Effect of the GUP on the Entropy, Speed of Sound, and Bulk to Shear Viscosity Ratio of an ideal QGP

TL;DR

This paper investigates how the generalized uncertainty principle (GUP) influences thermodynamic properties and viscosity ratios of an ideal Quark Gluon Plasma, revealing deviations from standard behavior at high temperatures.

Contribution

It provides the first analysis of GUP effects on entropy, speed of sound, and viscosity ratios in an ideal QGP, highlighting scale introduction and conformal invariance breaking.

Findings

Speed of sound approaches 1/3 as GUP parameter tends to zero.

At high temperature, speed of sound approaches 1/4.

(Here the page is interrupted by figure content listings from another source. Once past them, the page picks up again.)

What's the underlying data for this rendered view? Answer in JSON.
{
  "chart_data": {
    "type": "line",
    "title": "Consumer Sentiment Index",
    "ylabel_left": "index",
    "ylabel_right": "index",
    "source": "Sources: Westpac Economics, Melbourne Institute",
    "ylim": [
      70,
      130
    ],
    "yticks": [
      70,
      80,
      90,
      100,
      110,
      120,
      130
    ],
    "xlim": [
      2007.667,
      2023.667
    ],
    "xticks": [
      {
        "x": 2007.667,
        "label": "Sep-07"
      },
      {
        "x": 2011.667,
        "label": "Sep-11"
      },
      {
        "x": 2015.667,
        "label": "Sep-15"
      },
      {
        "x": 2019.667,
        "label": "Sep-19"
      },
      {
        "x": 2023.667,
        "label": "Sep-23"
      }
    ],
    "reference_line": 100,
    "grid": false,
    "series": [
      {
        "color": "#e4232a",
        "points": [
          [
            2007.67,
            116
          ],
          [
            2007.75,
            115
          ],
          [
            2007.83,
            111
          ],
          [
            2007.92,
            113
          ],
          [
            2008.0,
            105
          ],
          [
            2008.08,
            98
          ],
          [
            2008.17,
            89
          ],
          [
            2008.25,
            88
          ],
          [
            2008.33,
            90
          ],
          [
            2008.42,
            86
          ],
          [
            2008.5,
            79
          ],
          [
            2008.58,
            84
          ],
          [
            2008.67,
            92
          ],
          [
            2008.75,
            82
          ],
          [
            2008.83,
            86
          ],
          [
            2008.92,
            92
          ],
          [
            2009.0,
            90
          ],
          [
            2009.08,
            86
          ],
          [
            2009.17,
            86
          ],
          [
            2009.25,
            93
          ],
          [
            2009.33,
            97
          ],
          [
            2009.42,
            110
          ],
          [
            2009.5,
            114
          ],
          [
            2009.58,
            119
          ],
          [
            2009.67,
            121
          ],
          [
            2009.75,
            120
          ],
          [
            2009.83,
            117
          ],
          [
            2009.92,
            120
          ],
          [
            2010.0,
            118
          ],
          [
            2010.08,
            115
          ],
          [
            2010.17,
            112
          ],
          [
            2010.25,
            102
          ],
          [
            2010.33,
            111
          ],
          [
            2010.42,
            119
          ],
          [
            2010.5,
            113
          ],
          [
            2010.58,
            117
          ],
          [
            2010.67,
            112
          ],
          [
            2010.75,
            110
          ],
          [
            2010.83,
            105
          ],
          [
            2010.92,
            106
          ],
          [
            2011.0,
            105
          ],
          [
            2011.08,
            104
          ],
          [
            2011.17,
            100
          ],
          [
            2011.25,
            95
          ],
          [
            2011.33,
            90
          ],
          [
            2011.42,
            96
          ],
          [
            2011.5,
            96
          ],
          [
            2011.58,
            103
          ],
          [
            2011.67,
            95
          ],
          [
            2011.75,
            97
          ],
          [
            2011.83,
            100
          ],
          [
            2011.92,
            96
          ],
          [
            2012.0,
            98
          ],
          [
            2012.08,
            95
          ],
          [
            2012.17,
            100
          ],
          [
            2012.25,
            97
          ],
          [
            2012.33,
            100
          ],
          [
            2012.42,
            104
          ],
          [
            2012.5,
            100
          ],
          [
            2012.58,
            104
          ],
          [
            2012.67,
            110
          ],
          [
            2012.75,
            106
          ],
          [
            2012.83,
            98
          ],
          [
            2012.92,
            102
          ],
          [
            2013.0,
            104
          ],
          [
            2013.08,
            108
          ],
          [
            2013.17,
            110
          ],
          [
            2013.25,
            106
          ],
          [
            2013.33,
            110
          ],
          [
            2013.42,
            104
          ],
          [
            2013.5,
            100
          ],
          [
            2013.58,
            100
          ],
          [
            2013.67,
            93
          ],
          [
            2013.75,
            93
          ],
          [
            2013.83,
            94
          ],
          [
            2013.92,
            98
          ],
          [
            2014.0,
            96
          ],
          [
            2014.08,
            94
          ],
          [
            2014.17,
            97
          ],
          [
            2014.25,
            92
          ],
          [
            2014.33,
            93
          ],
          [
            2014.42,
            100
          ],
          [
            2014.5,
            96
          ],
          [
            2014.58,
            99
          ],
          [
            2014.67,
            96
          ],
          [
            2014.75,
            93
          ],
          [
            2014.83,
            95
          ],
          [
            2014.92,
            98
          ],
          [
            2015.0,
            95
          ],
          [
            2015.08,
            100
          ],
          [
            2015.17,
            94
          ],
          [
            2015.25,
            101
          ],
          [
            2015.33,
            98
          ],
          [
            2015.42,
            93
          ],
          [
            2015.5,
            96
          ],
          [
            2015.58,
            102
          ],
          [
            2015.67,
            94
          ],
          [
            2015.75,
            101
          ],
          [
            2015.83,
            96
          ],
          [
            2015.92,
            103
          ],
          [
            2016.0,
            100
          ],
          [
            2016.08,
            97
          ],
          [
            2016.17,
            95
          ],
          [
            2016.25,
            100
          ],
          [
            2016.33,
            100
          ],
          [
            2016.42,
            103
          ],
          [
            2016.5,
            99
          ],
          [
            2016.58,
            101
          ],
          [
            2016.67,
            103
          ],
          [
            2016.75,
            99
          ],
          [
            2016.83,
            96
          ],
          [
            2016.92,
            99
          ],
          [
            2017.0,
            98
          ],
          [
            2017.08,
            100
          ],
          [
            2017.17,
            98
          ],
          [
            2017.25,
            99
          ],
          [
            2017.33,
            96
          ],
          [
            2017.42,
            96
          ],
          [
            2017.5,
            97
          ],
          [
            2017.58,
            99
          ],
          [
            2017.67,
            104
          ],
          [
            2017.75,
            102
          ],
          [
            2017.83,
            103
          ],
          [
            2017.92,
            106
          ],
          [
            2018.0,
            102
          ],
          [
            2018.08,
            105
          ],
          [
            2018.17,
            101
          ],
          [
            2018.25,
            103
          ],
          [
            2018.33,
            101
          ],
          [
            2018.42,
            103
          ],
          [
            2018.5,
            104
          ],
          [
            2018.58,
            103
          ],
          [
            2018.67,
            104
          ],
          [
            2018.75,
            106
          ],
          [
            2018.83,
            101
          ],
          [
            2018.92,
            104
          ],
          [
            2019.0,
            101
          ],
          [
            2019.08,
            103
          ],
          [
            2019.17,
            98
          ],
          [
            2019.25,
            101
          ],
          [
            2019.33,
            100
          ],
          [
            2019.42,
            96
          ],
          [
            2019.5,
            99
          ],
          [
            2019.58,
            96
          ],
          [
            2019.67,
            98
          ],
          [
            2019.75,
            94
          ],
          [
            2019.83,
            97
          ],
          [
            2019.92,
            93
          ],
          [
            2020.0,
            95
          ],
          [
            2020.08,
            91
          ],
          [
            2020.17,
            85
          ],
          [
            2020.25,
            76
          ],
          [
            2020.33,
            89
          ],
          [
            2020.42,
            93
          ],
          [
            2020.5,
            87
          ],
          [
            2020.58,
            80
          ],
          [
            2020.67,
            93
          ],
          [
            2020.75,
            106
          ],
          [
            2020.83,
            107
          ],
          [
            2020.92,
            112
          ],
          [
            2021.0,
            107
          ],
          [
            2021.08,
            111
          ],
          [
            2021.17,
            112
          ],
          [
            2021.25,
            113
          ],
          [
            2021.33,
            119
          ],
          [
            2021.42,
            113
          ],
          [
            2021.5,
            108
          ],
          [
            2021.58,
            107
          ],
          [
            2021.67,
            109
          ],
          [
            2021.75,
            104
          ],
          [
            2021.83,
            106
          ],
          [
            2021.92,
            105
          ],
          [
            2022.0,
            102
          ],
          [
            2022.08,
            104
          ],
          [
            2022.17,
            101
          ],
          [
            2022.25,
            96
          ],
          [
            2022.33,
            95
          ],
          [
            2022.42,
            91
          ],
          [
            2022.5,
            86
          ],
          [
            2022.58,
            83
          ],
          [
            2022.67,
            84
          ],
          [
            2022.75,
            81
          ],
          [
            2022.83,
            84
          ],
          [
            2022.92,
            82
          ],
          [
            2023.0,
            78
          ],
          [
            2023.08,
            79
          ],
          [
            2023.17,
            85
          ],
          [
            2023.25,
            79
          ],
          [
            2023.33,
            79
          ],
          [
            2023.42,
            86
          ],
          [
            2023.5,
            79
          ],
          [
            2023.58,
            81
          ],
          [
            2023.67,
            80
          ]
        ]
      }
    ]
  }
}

Bulk to shear viscosity ratio tends to 5/48 at high temperature.

Abstract

In this work we compute the entropy density, speed of sound, and the resulting impact on the bulk viscosity to shear viscosity ratio of an ideal Quark Gluon Plasma when the effects of a generalized uncertainty principle are taken into consideration. When the parameter of the generalized uncertainty principle tends to zero, i.e., $\alpha \rightarrow 0$, we obtain the value of the speed of sound for the ideal gas of massless particles, i.e., $c^{2}_{s}\rightarrow 1/3$, and we recover the expected result that the bulk viscosity $\zeta \rightarrow 0$ when $\alpha \rightarrow 0$. In addition, in the high temperature limit, i.e., $T\rightarrow \infty$, the speed of sound satisfies the equation $c^{2}_{s}\rightarrow 1/4$. The consequence this has on the bulk viscosity is that in the high temperature limit, the ratio of the bulk to shear viscosity $\zeta/\eta \rightarrow 5/48$. Our results suggest that the GUP introduces a scale into the system breaking the a priori conformal invariance of a system of massless noninteracting particles.